As we were closing out the books on fiscal years, we were sometimes left scrambling to figure out how to spend balances of General Fund accounts which could not be carried over to the next fiscal year.  Budget makers too often padded accounts from year-to-year for “wants,” not “needs.”  Such was why I was always a strong advocate of zero-based budgeting, but I was seldom successful in implementing that practice in its purest form.

I vividly recall attending a meeting of government officials who were charged with explaining the process for submitting proposals to obtain Obama stimulus monies for Iowa’s schools.  A surreal moment occurred when one of the policymakers actually said, “There is so much money, I don’t know if you can figure out how to spend it all by the deadline.”  I shook my head in disbelief at that time.  Did he really say that? I thought.  He did.  No question.

My perspective on educational spending changed dramatically when I entered the arena of non-public education.  Our schools survive mainly on the tuition dollars of our parents and guardians, with additional dollars raised through fund-raising.  Non-public school leaders take their fiduciary responsibilities very seriously, because we definitely need to give a strong return on the investment of parents and donors.  The business practices are much more conservative in non-public schools than in public schools.  Waste not, want not.

If I said aloud to my public school colleagues what I am about to write publicly, I would probably be met with fairly defensive responses, but I must say the “unpardonable.”  Just as federal and state governments should be attempting to tighten their belts by eliminating duplicated programs and wasteful spending practices, so, too, should the state’s schools carefully scrutinize all line items and expenditures.

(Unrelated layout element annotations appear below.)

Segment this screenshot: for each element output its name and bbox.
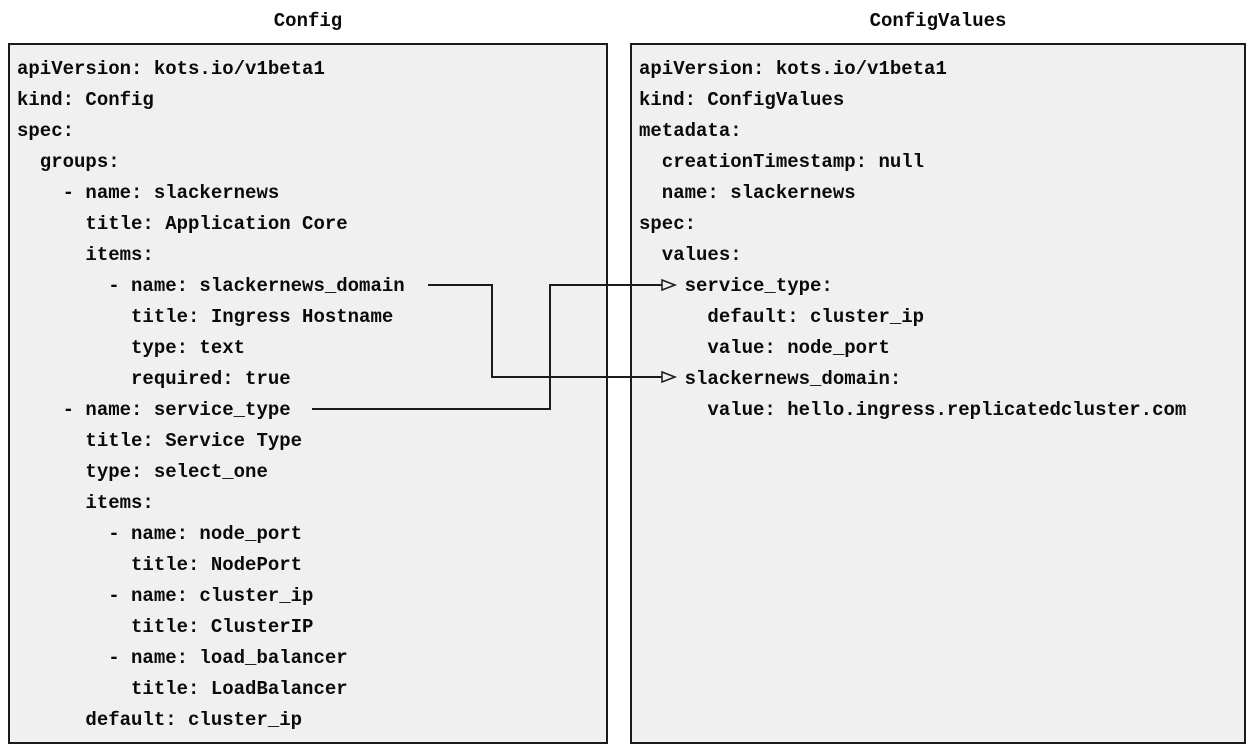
code-line: default: cluster_ip: [639, 306, 925, 328]
code-line: - name: load_balancer: [17, 647, 348, 669]
code-line: - name: service_type: [17, 399, 291, 421]
code-line: title: Service Type: [17, 430, 303, 452]
code-line: - name: slackernews_domain: [17, 275, 405, 297]
configvalues-yaml-code: apiVersion: kots.io/v1beta1 kind: ConfigV…: [639, 54, 1242, 426]
code-line: apiVersion: kots.io/v1beta1: [17, 58, 325, 80]
config-panel: apiVersion: kots.io/v1beta1 kind: Config s…: [8, 43, 608, 744]
code-line: spec:: [17, 120, 75, 142]
configvalues-panel-title: ConfigValues: [869, 10, 1007, 32]
code-line: values:: [639, 244, 742, 266]
code-line: - name: slackernews: [17, 182, 280, 204]
code-line: type: text: [17, 337, 246, 359]
code-line: service_type:: [639, 275, 833, 297]
code-line: default: cluster_ip: [17, 709, 303, 731]
code-line: - name: cluster_ip: [17, 585, 314, 607]
config-yaml-code: apiVersion: kots.io/v1beta1 kind: Config s…: [17, 54, 604, 736]
code-line: slackernews_domain:: [639, 368, 902, 390]
code-line: - name: node_port: [17, 523, 303, 545]
code-line: required: true: [17, 368, 291, 390]
code-line: groups:: [17, 151, 120, 173]
code-line: value: hello.ingress.replicatedcluster.c…: [639, 399, 1187, 421]
code-line: items:: [17, 492, 154, 514]
code-line: spec:: [639, 213, 697, 235]
code-line: title: LoadBalancer: [17, 678, 348, 700]
code-line: creationTimestamp: null: [639, 151, 925, 173]
code-line: name: slackernews: [639, 182, 856, 204]
code-line: type: select_one: [17, 461, 268, 483]
configvalues-panel: apiVersion: kots.io/v1beta1 kind: ConfigV…: [630, 43, 1246, 744]
code-line: kind: Config: [17, 89, 154, 111]
code-line: title: ClusterIP: [17, 616, 314, 638]
code-line: kind: ConfigValues: [639, 89, 845, 111]
code-line: value: node_port: [639, 337, 890, 359]
code-line: title: Ingress Hostname: [17, 306, 394, 328]
code-line: metadata:: [639, 120, 742, 142]
config-panel-title: Config: [273, 10, 343, 32]
code-line: title: NodePort: [17, 554, 303, 576]
code-line: apiVersion: kots.io/v1beta1: [639, 58, 947, 80]
code-line: title: Application Core: [17, 213, 348, 235]
code-line: items:: [17, 244, 154, 266]
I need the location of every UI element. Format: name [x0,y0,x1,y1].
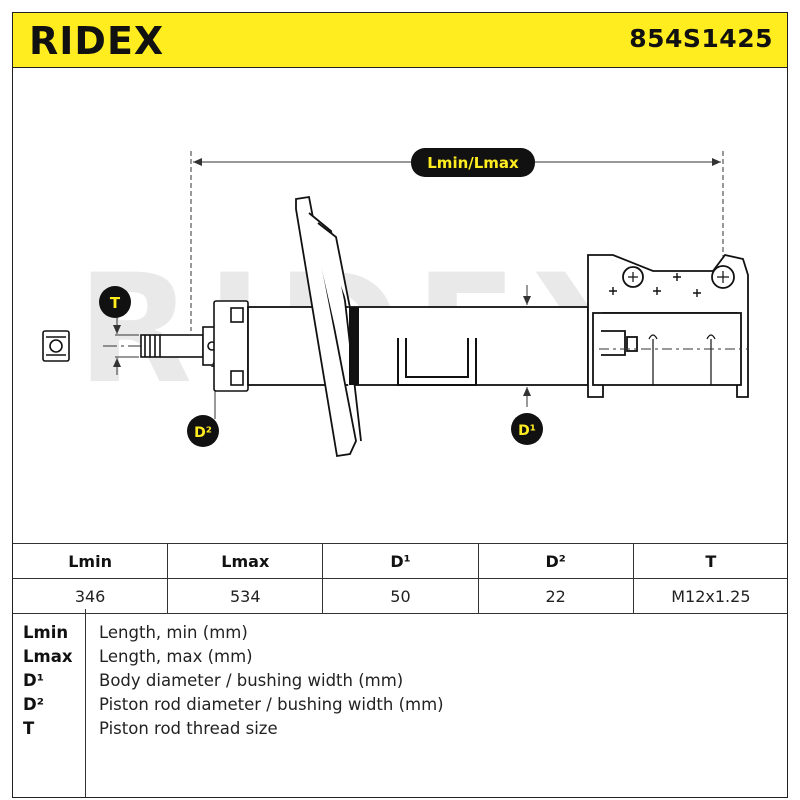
svg-text:RIDEX: RIDEX [29,20,164,60]
specs-header-row: Lmin Lmax D¹ D² T [13,543,787,579]
thread-callout: T [99,286,131,318]
legend-row-d2: D² Piston rod diameter / bushing width (… [13,695,787,719]
value-d2: 22 [477,578,634,614]
legend-desc: Length, max (mm) [99,647,253,666]
header-lmax: Lmax [167,543,324,579]
legend-desc: Piston rod diameter / bushing width (mm) [99,695,444,714]
legend-divider [85,609,86,797]
top-cap [213,300,249,392]
thread-dimension [113,317,139,375]
value-lmin: 346 [13,578,169,614]
specs-value-row: 346 534 50 22 M12x1.25 [13,578,787,614]
nut [42,330,70,362]
body-diameter-callout: D¹ [511,413,543,445]
specs-table: Lmin Lmax D¹ D² T 346 534 50 22 M12x1.25 [13,543,787,614]
rod-diameter-callout: D² [187,415,219,447]
legend-key: D¹ [23,671,44,690]
legend-row-d1: D¹ Body diameter / bushing width (mm) [13,671,787,695]
shock-absorber-drawing: RIDEX Lmin/Lmax [42,148,749,458]
body-tube [247,306,589,386]
body-band [349,307,359,385]
datasheet: RIDEX 854S1425 RIDEX Lmin/Lmax [12,12,788,798]
knuckle-bracket [587,253,749,398]
legend-desc: Length, min (mm) [99,623,248,642]
legend-row-t: T Piston rod thread size [13,719,787,743]
legend-key: Lmin [23,623,69,642]
legend-key: T [23,719,35,738]
header-t: T [632,543,787,579]
legend-desc: Piston rod thread size [99,719,278,738]
header-d2: D² [477,543,634,579]
svg-text:D²: D² [194,425,212,441]
legend-row-lmax: Lmax Length, max (mm) [13,647,787,671]
legend-key: D² [23,695,44,714]
legend-desc: Body diameter / bushing width (mm) [99,671,404,690]
legend-key: Lmax [23,647,73,666]
spring-seat [295,195,362,458]
svg-text:Lmin/Lmax: Lmin/Lmax [427,154,519,172]
header-d1: D¹ [322,543,479,579]
svg-text:T: T [110,294,121,312]
legend: Lmin Length, min (mm) Lmax Length, max (… [13,609,787,797]
svg-text:D¹: D¹ [518,423,536,439]
ridex-logo: RIDEX [29,20,164,60]
bracket-cross-markers [609,273,701,297]
header-lmin: Lmin [13,543,169,579]
bracket-clip [397,338,477,386]
legend-row-lmin: Lmin Length, min (mm) [13,623,787,647]
value-t: M12x1.25 [632,578,787,614]
length-callout: Lmin/Lmax [411,148,535,177]
header-bar: RIDEX 854S1425 [13,13,787,68]
value-d1: 50 [322,578,479,614]
part-number: 854S1425 [629,24,773,53]
value-lmax: 534 [167,578,324,614]
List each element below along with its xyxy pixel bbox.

Iowa’s schools so often look at increased funding as THE answer to any problem.  But I contend that millions of dollars could be saved through concerted streamlining.  To whom much is given, much is expected.  Accountability is crucial.  ALL of the schools in Iowa – public and non-public – must do their parts to be excellent stewards with the financial resources entrusted to them.  Times are tough.  We’ve got to figure out ways to stretch our dollars.  Time to stick to the basics.  We’ve got to lose some of that fat which has come to too often characterize our budgets.  Discipline and dieting will put Iowa’s schools in better shape.

About the Author

Dr. Bob Stouffer is Superintendent of Des Moines Christian School in Urbandale, Iowa.